Теоретически — это вопрос.
Практически — последнее слово перед началом их наступления! Пора. Больше можно не терпеть! Пришло время для нападения.
— Так может, тогда примешь нас обоих?
Господи, ну нет, так ведь не бывает.
Со мной — не бывает.
С той, у которой первый секс происходил строго под одеялом и при выключенном свете.
И я сейчас и правда… Так вляпалась? И как выпутываться?
Эрик! Исчадие ада! Это ж надо было вывернуть мое нежелание выбирать из них двоих вот это!
— Так нельзя! — тихонько пищу я, едва собравшись с силами на эту жалкую попытку воззвать к их разуму. — Нельзя!
— Можно, — парирует Эрик, — можно, змейка, если три человека хотят друг друга. Мы хотим тебя. Ты — нас. Давай не будем терять времени.
Давай не будем! — эхом откликается во мне.
Но так ведь нельзя! Нельзя! Мне нельзя. Я ведь попросту умру потом от стыда, только подойдя к зеркалу. Я ведь не из этих, не из современных девчонок, которые легко согласятся и на групповой секс, и на БДСМ-пати, просто потому что это прикольно, интересно и «для разнообразия можно», а я и в рамках просмотра порно никогда не заглядывалась ни на что такое.
Ну, конечно, зачем порно, если иногда такое наснится — всех святых выноси, чтоб глаза их на такую бесстыдницу не смотрели!
Язык Эмиля снова берет мой рот штурмом. И у меня нет даже мысли отказаться, оттолкнуть. Если и были такие мысли, то сейчас они корчатся в последних секундах своей агонии.
— Мы-ы-ышка, — Эмиль это тянет тихо, а лапы у него — грубые, жадные, — прежде чем откажешься, дай нам хоть пять минут. Если тебя не заведет — мы отстанем. Оба.
— Врешь, — я запрокидываю голову, пытаясь выдохнуть хоть капельку из бушующего внутри меня огня. Боже, почему так? Почему по отдельности я их еще худо бедно умудряюсь отшить, а вот сейчас, когда они взялись за меня вдвоем — сама себе напоминаю бабочку-суицидницу, желающую утопиться в костре.
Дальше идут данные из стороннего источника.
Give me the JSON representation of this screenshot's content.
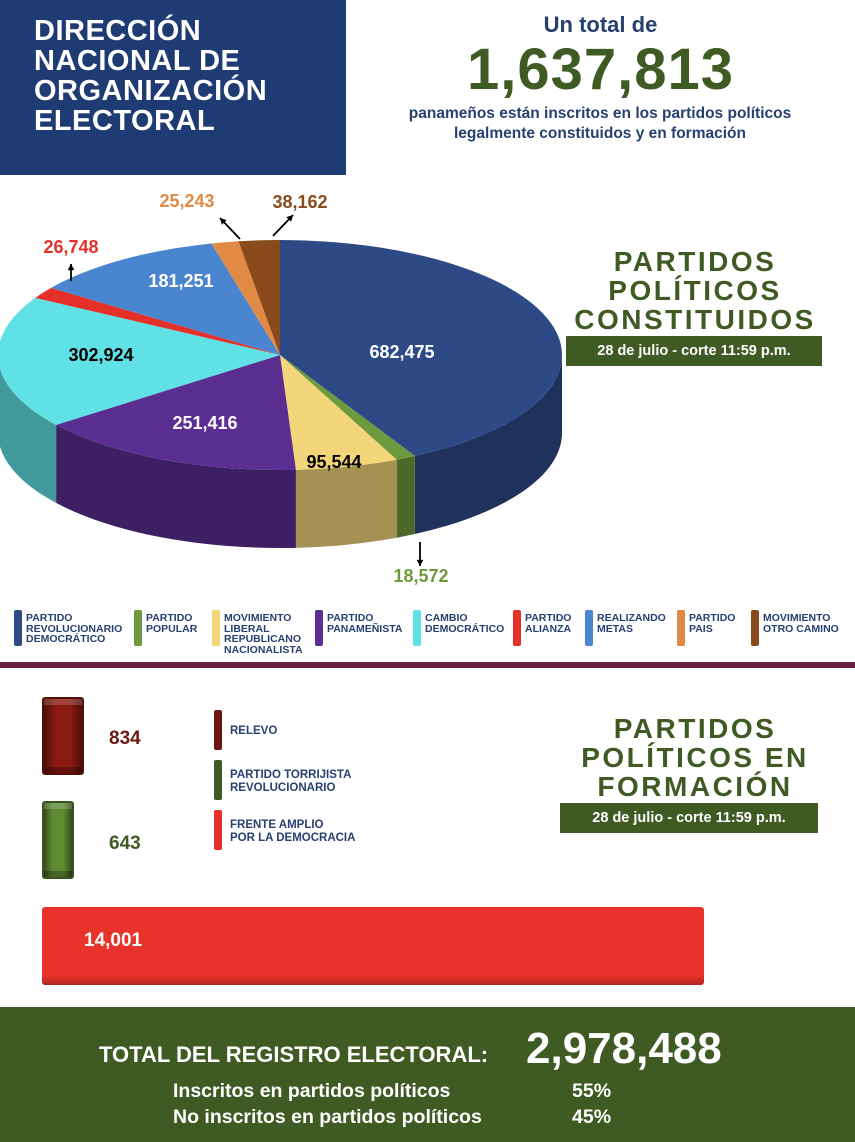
{
  "header": {
    "title": "DIRECCIÓN\nNACIONAL DE\nORGANIZACIÓN\nELECTORAL",
    "total_intro": "Un total de",
    "total_value": "1,637,813",
    "total_sub": "panameños están inscritos en los partidos políticos\nlegalmente constituidos y en formación"
  },
  "constituted": {
    "title": "PARTIDOS\nPOLÍTICOS\nCONSTITUIDOS",
    "date": "28 de julio - corte 11:59 p.m."
  },
  "forming": {
    "title": "PARTIDOS\nPOLÍTICOS EN\nFORMACIÓN",
    "date": "28 de julio - corte 11:59 p.m."
  },
  "chart_data": [
    {
      "type": "pie",
      "title": "",
      "slices": [
        {
          "label": "PARTIDO REVOLUCIONARIO DEMOCRÁTICO",
          "value": 682475,
          "display": "682,475",
          "color": "#2e4a86"
        },
        {
          "label": "PARTIDO POPULAR",
          "value": 18572,
          "display": "18,572",
          "color": "#6d9a3d"
        },
        {
          "label": "MOVIMIENTO LIBERAL REPUBLICANO NACIONALISTA",
          "value": 95544,
          "display": "95,544",
          "color": "#f3d67a"
        },
        {
          "label": "PARTIDO PANAMEÑISTA",
          "value": 251416,
          "display": "251,416",
          "color": "#5b2e91"
        },
        {
          "label": "CAMBIO DEMOCRÁTICO",
          "value": 302924,
          "display": "302,924",
          "color": "#5fe1e6"
        },
        {
          "label": "PARTIDO ALIANZA",
          "value": 26748,
          "display": "26,748",
          "color": "#e5302a"
        },
        {
          "label": "REALIZANDO METAS",
          "value": 181251,
          "display": "181,251",
          "color": "#4a86cf"
        },
        {
          "label": "PARTIDO PAIS",
          "value": 25243,
          "display": "25,243",
          "color": "#e08a45"
        },
        {
          "label": "MOVIMIENTO OTRO CAMINO",
          "value": 38162,
          "display": "38,162",
          "color": "#8a4a1c"
        }
      ]
    },
    {
      "type": "bar",
      "title": "",
      "categories": [
        "RELEVO",
        "PARTIDO TORRIJISTA REVOLUCIONARIO",
        "FRENTE AMPLIO POR LA DEMOCRACIA"
      ],
      "values": [
        834,
        643,
        14001
      ],
      "displays": [
        "834",
        "643",
        "14,001"
      ],
      "colors": [
        "#8a1a12",
        "#5e8a32",
        "#e8332a"
      ],
      "value_colors": [
        "#6a1a12",
        "#3f5a22",
        "#ffffff"
      ]
    }
  ],
  "legend_constituted": [
    {
      "text": "PARTIDO\nREVOLUCIONARIO\nDEMOCRÁTICO",
      "color": "#2e4a86"
    },
    {
      "text": "PARTIDO\nPOPULAR",
      "color": "#6d9a3d"
    },
    {
      "text": "MOVIMIENTO\nLIBERAL\nREPUBLICANO\nNACIONALISTA",
      "color": "#f3d67a"
    },
    {
      "text": "PARTIDO\nPANAMEÑISTA",
      "color": "#5b2e91"
    },
    {
      "text": "CAMBIO\nDEMOCRÁTICO",
      "color": "#5fe1e6"
    },
    {
      "text": "PARTIDO\nALIANZA",
      "color": "#e5302a"
    },
    {
      "text": "REALIZANDO\nMETAS",
      "color": "#4a86cf"
    },
    {
      "text": "PARTIDO\nPAIS",
      "color": "#e08a45"
    },
    {
      "text": "MOVIMIENTO\nOTRO CAMINO",
      "color": "#8a4a1c"
    }
  ],
  "legend_forming": [
    {
      "text": "RELEVO",
      "color": "#6a1a12"
    },
    {
      "text": "PARTIDO TORRIJISTA\nREVOLUCIONARIO",
      "color": "#3f5a22"
    },
    {
      "text": "FRENTE AMPLIO\nPOR LA DEMOCRACIA",
      "color": "#e5302a"
    }
  ],
  "footer": {
    "label": "TOTAL DEL REGISTRO ELECTORAL:",
    "value": "2,978,488",
    "rows": [
      {
        "label": "Inscritos en partidos políticos",
        "pct": "55%"
      },
      {
        "label": "No inscritos en partidos políticos",
        "pct": "45%"
      }
    ]
  }
}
Все работает против меня. Все сейчас происходит как тогда, в Берлине — когда у меня совершенно сорвало крышу. И сейчас она тихонечко шуршит черепицей и готовится в срочном порядке отбыть в космос.
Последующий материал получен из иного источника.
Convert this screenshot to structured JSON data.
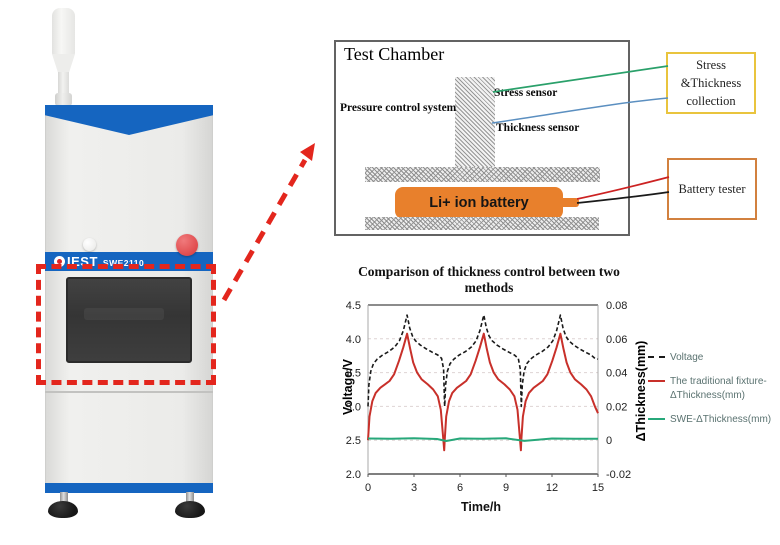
{
  "machine": {
    "brand": "IEST",
    "model": "SWE2110",
    "colors": {
      "accent_blue": "#1565c0",
      "emergency_button_red": "#e04b4d",
      "highlight_red": "#e3261d"
    }
  },
  "diagram": {
    "title": "Test Chamber",
    "labels": {
      "pressure": "Pressure control system",
      "stress_sensor": "Stress sensor",
      "thickness_sensor": "Thickness sensor",
      "battery": "Li+ ion battery"
    },
    "battery_color": "#e8802c",
    "wire_colors": {
      "stress": "#2aa06a",
      "thickness": "#5b8fc0",
      "battery_pos": "#cc2222",
      "battery_neg": "#1a1a1a"
    },
    "boxes": {
      "collection": {
        "lines": [
          "Stress",
          "&Thickness",
          "collection"
        ],
        "border": "#e9c43e"
      },
      "tester": {
        "label": "Battery tester",
        "border": "#d2813f"
      }
    }
  },
  "chart_data": {
    "type": "line",
    "title": "Comparison of thickness control between two methods",
    "xlabel": "Time/h",
    "ylabel_left": "Voltage/V",
    "ylabel_right": "ΔThickness(mm)",
    "xlim": [
      0,
      15
    ],
    "x_ticks": [
      0,
      3,
      6,
      9,
      12,
      15
    ],
    "ylim_left": [
      2.0,
      4.5
    ],
    "yticks_left": [
      2.0,
      2.5,
      3.0,
      3.5,
      4.0,
      4.5
    ],
    "ylim_right": [
      -0.02,
      0.08
    ],
    "yticks_right": [
      -0.02,
      0,
      0.02,
      0.04,
      0.06,
      0.08
    ],
    "grid": "horizontal-dashed",
    "legend_position": "right",
    "series": [
      {
        "name": "Voltage",
        "legend_lines": [
          "Voltage"
        ],
        "axis": "left",
        "color": "#1a1a1a",
        "dash": true,
        "points": [
          [
            0,
            3.0
          ],
          [
            0.06,
            3.32
          ],
          [
            0.18,
            3.52
          ],
          [
            0.35,
            3.63
          ],
          [
            0.6,
            3.7
          ],
          [
            0.95,
            3.76
          ],
          [
            1.35,
            3.81
          ],
          [
            1.75,
            3.88
          ],
          [
            2.05,
            3.97
          ],
          [
            2.3,
            4.12
          ],
          [
            2.55,
            4.35
          ],
          [
            2.72,
            4.16
          ],
          [
            2.9,
            4.04
          ],
          [
            3.1,
            3.97
          ],
          [
            3.4,
            3.91
          ],
          [
            3.8,
            3.85
          ],
          [
            4.2,
            3.8
          ],
          [
            4.55,
            3.76
          ],
          [
            4.8,
            3.71
          ],
          [
            4.93,
            3.55
          ],
          [
            4.99,
            3.05
          ],
          [
            5.0,
            3.0
          ],
          [
            5.06,
            3.32
          ],
          [
            5.18,
            3.52
          ],
          [
            5.35,
            3.63
          ],
          [
            5.6,
            3.7
          ],
          [
            5.95,
            3.76
          ],
          [
            6.35,
            3.81
          ],
          [
            6.75,
            3.88
          ],
          [
            7.05,
            3.97
          ],
          [
            7.3,
            4.12
          ],
          [
            7.55,
            4.35
          ],
          [
            7.72,
            4.16
          ],
          [
            7.9,
            4.04
          ],
          [
            8.1,
            3.97
          ],
          [
            8.4,
            3.91
          ],
          [
            8.8,
            3.85
          ],
          [
            9.2,
            3.8
          ],
          [
            9.55,
            3.76
          ],
          [
            9.8,
            3.71
          ],
          [
            9.93,
            3.55
          ],
          [
            9.99,
            3.05
          ],
          [
            10.0,
            3.0
          ],
          [
            10.06,
            3.32
          ],
          [
            10.18,
            3.52
          ],
          [
            10.35,
            3.63
          ],
          [
            10.6,
            3.7
          ],
          [
            10.95,
            3.76
          ],
          [
            11.35,
            3.81
          ],
          [
            11.75,
            3.88
          ],
          [
            12.05,
            3.97
          ],
          [
            12.3,
            4.12
          ],
          [
            12.55,
            4.35
          ],
          [
            12.72,
            4.16
          ],
          [
            12.9,
            4.04
          ],
          [
            13.1,
            3.97
          ],
          [
            13.4,
            3.91
          ],
          [
            13.8,
            3.85
          ],
          [
            14.2,
            3.8
          ],
          [
            14.55,
            3.76
          ],
          [
            14.8,
            3.71
          ],
          [
            15,
            3.7
          ]
        ]
      },
      {
        "name": "The traditional fixture-ΔThickness(mm)",
        "legend_lines": [
          "The traditional fixture-",
          "ΔThickness(mm)"
        ],
        "axis": "right",
        "color": "#c8302a",
        "dash": false,
        "points": [
          [
            0,
            0.0
          ],
          [
            0.1,
            0.014
          ],
          [
            0.28,
            0.023
          ],
          [
            0.5,
            0.028
          ],
          [
            0.8,
            0.031
          ],
          [
            1.1,
            0.033
          ],
          [
            1.4,
            0.035
          ],
          [
            1.7,
            0.039
          ],
          [
            2.02,
            0.047
          ],
          [
            2.3,
            0.055
          ],
          [
            2.55,
            0.063
          ],
          [
            2.75,
            0.054
          ],
          [
            2.95,
            0.046
          ],
          [
            3.2,
            0.04
          ],
          [
            3.5,
            0.036
          ],
          [
            3.9,
            0.033
          ],
          [
            4.25,
            0.03
          ],
          [
            4.55,
            0.026
          ],
          [
            4.75,
            0.018
          ],
          [
            4.9,
            0.002
          ],
          [
            4.97,
            -0.006
          ],
          [
            5.0,
            0.0
          ],
          [
            5.1,
            0.014
          ],
          [
            5.28,
            0.023
          ],
          [
            5.5,
            0.028
          ],
          [
            5.8,
            0.031
          ],
          [
            6.1,
            0.033
          ],
          [
            6.4,
            0.035
          ],
          [
            6.7,
            0.039
          ],
          [
            7.02,
            0.047
          ],
          [
            7.3,
            0.055
          ],
          [
            7.55,
            0.063
          ],
          [
            7.75,
            0.054
          ],
          [
            7.95,
            0.046
          ],
          [
            8.2,
            0.04
          ],
          [
            8.5,
            0.036
          ],
          [
            8.9,
            0.033
          ],
          [
            9.25,
            0.03
          ],
          [
            9.55,
            0.026
          ],
          [
            9.75,
            0.018
          ],
          [
            9.9,
            0.002
          ],
          [
            9.97,
            -0.006
          ],
          [
            10.0,
            0.0
          ],
          [
            10.1,
            0.014
          ],
          [
            10.28,
            0.023
          ],
          [
            10.5,
            0.028
          ],
          [
            10.8,
            0.031
          ],
          [
            11.1,
            0.033
          ],
          [
            11.4,
            0.035
          ],
          [
            11.7,
            0.039
          ],
          [
            12.02,
            0.047
          ],
          [
            12.3,
            0.055
          ],
          [
            12.55,
            0.063
          ],
          [
            12.75,
            0.054
          ],
          [
            12.95,
            0.046
          ],
          [
            13.2,
            0.04
          ],
          [
            13.5,
            0.036
          ],
          [
            13.9,
            0.033
          ],
          [
            14.25,
            0.03
          ],
          [
            14.55,
            0.026
          ],
          [
            14.8,
            0.02
          ],
          [
            15,
            0.016
          ]
        ]
      },
      {
        "name": "SWE-ΔThickness(mm)",
        "legend_lines": [
          "SWE-ΔThickness(mm)"
        ],
        "axis": "right",
        "color": "#27a87a",
        "dash": false,
        "points": [
          [
            0,
            0.001
          ],
          [
            1.5,
            0.0008
          ],
          [
            3,
            0.0012
          ],
          [
            4.5,
            0.0007
          ],
          [
            5.1,
            -0.0005
          ],
          [
            6,
            0.001
          ],
          [
            7.5,
            0.0009
          ],
          [
            9,
            0.0011
          ],
          [
            10.2,
            -0.0004
          ],
          [
            12,
            0.001
          ],
          [
            13.5,
            0.0008
          ],
          [
            15,
            0.0009
          ]
        ]
      }
    ]
  }
}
— Он — не врет, — хмыкает Змей, и его горячее дыхание сползает ближе к моему уху, — он отстанет. А вот я — не уверен.
— Ваше время идет.
Боже, да неужели я и вправду это сказала? Неужели и правда сейчас расслабляюсь и позволяю себе то, что даже во снах никогда не позволяла?
Не выбирать. Вкусить их обоих. Только пять минут!
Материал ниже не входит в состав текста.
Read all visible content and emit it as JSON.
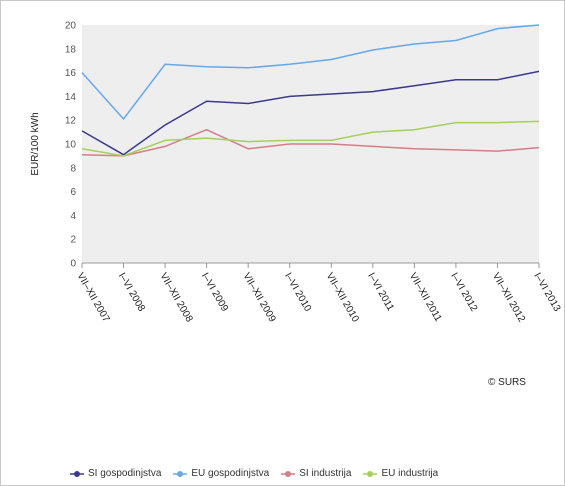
{
  "chart_data": {
    "type": "line",
    "title": "",
    "xlabel": "",
    "ylabel": "EUR/100 kWh",
    "ylim": [
      0,
      20
    ],
    "yticks": [
      0,
      2,
      4,
      6,
      8,
      10,
      12,
      14,
      16,
      18,
      20
    ],
    "grid": false,
    "legend_position": "bottom",
    "categories": [
      "VII–XII 2007",
      "I–VI 2008",
      "VII–XII 2008",
      "I–VI 2009",
      "VII–XII 2009",
      "I–VI 2010",
      "VII–XII 2010",
      "I–VI 2011",
      "VII–XII 2011",
      "I–VI 2012",
      "VII–XII 2012",
      "I–VI 2013"
    ],
    "series": [
      {
        "name": "SI gospodinjstva",
        "color": "#3a3a8c",
        "values": [
          11.1,
          9.1,
          11.6,
          13.6,
          13.4,
          14.0,
          14.2,
          14.4,
          14.9,
          15.4,
          15.4,
          16.1
        ]
      },
      {
        "name": "EU gospodinjstva",
        "color": "#66a8ea",
        "values": [
          16.0,
          12.1,
          16.7,
          16.5,
          16.4,
          16.7,
          17.1,
          17.9,
          18.4,
          18.7,
          19.7,
          20.0
        ]
      },
      {
        "name": "SI industrija",
        "color": "#d47e88",
        "values": [
          9.1,
          9.0,
          9.8,
          11.2,
          9.6,
          10.0,
          10.0,
          9.8,
          9.6,
          9.5,
          9.4,
          9.7
        ]
      },
      {
        "name": "EU industrija",
        "color": "#a6d05a",
        "values": [
          9.6,
          9.0,
          10.3,
          10.5,
          10.2,
          10.3,
          10.3,
          11.0,
          11.2,
          11.8,
          11.8,
          11.9
        ]
      }
    ]
  },
  "credit": "© SURS"
}
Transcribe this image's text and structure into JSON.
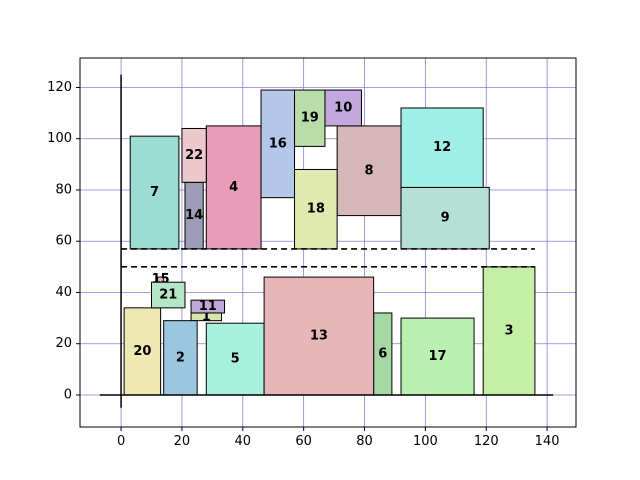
{
  "chart_data": {
    "type": "rectangle-packing",
    "title": "",
    "xlabel": "",
    "ylabel": "",
    "xlim": [
      -13.5,
      149.5
    ],
    "ylim": [
      -12.5,
      131.5
    ],
    "xticks": [
      0,
      20,
      40,
      60,
      80,
      100,
      120,
      140
    ],
    "yticks": [
      0,
      20,
      40,
      60,
      80,
      100,
      120
    ],
    "grid": true,
    "grid_color": "#8080e0",
    "rectangles": [
      {
        "id": "1",
        "x": 23,
        "y": 29,
        "w": 10,
        "h": 3,
        "color": "#d6e8a8"
      },
      {
        "id": "2",
        "x": 14,
        "y": 0,
        "w": 11,
        "h": 29,
        "color": "#9cc6df"
      },
      {
        "id": "3",
        "x": 119,
        "y": 0,
        "w": 17,
        "h": 50,
        "color": "#c4efa4"
      },
      {
        "id": "4",
        "x": 28,
        "y": 57,
        "w": 18,
        "h": 48,
        "color": "#e99cb8"
      },
      {
        "id": "5",
        "x": 28,
        "y": 0,
        "w": 19,
        "h": 28,
        "color": "#a6f0dc"
      },
      {
        "id": "6",
        "x": 83,
        "y": 0,
        "w": 6,
        "h": 32,
        "color": "#a6d8a4"
      },
      {
        "id": "7",
        "x": 3,
        "y": 57,
        "w": 16,
        "h": 44,
        "color": "#9ddcd2"
      },
      {
        "id": "8",
        "x": 71,
        "y": 70,
        "w": 21,
        "h": 35,
        "color": "#d6b6b8"
      },
      {
        "id": "9",
        "x": 92,
        "y": 57,
        "w": 29,
        "h": 24,
        "color": "#b6e0d6"
      },
      {
        "id": "10",
        "x": 67,
        "y": 105,
        "w": 12,
        "h": 14,
        "color": "#c2a8dc"
      },
      {
        "id": "11",
        "x": 23,
        "y": 32,
        "w": 11,
        "h": 5,
        "color": "#c0a8d6"
      },
      {
        "id": "12",
        "x": 92,
        "y": 81,
        "w": 27,
        "h": 31,
        "color": "#a0f0e8"
      },
      {
        "id": "13",
        "x": 47,
        "y": 0,
        "w": 36,
        "h": 46,
        "color": "#e6b6b8"
      },
      {
        "id": "14",
        "x": 21,
        "y": 57,
        "w": 6,
        "h": 26,
        "color": "#9c9cb6"
      },
      {
        "id": "15",
        "x": 12,
        "y": 44,
        "w": 2,
        "h": 2,
        "color": "#f0b6c2"
      },
      {
        "id": "16",
        "x": 46,
        "y": 77,
        "w": 11,
        "h": 42,
        "color": "#b6c8ea"
      },
      {
        "id": "17",
        "x": 92,
        "y": 0,
        "w": 24,
        "h": 30,
        "color": "#bcf0b2"
      },
      {
        "id": "18",
        "x": 57,
        "y": 57,
        "w": 14,
        "h": 31,
        "color": "#e0eab0"
      },
      {
        "id": "19",
        "x": 57,
        "y": 97,
        "w": 10,
        "h": 22,
        "color": "#b8dcaa"
      },
      {
        "id": "20",
        "x": 1,
        "y": 0,
        "w": 12,
        "h": 34,
        "color": "#ede8b4"
      },
      {
        "id": "21",
        "x": 10,
        "y": 34,
        "w": 11,
        "h": 10,
        "color": "#b6e6c8"
      },
      {
        "id": "22",
        "x": 20,
        "y": 83,
        "w": 8,
        "h": 21,
        "color": "#ebc8cc"
      }
    ],
    "annotations": {
      "solid_lines": [
        {
          "x1": -7,
          "y1": 0,
          "x2": 142,
          "y2": 0
        },
        {
          "x1": 0,
          "y1": -5,
          "x2": 0,
          "y2": 125
        }
      ],
      "dashed_lines": [
        {
          "x1": 0,
          "y1": 50,
          "x2": 136,
          "y2": 50
        },
        {
          "x1": 0,
          "y1": 57,
          "x2": 136,
          "y2": 57
        }
      ]
    }
  }
}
Я ведь точно трезва как стекло, откуда такой шум в моей голове и все эти безумные решения? Сладкие, безумные решения!
Эмиль меня не лапает, он просто присваивает. Вот упала его ладонь на правую мою ягодицу, и все, это его территория, упала на вторую — и вся моя задница теперь принадлежит этому бесцеремонному медведю, и он притягивает свое имущество к себе, ближе, чтобы ничто не мешало ему оценивать — насколько интересная попка досталась ему в руки.
Я вскрикиваю от жесткости его хватки, и от того что скользкий язык Эрика скользнул по моему уху, сбегая к мочке. Один — такой грубый, другой — сама вкрадчивость…
Казалось бы, какая проблема выбрать сейчас, остановиться, отказаться от одного из них, но…
Это ведь надо отказываться! От жёстких пальцев Эмиля или нежных Змея. От силы одного и яда другого.
— Как сладко ты стонешь, — Эрик вроде и шепчет, но его голос пробирается ко мне в желудок и кувыркается там внутри, щекоча чувствительные стенки своим пушистым мехом, — знаешь, только ради твоих стонов я буду трахать тебя медленно.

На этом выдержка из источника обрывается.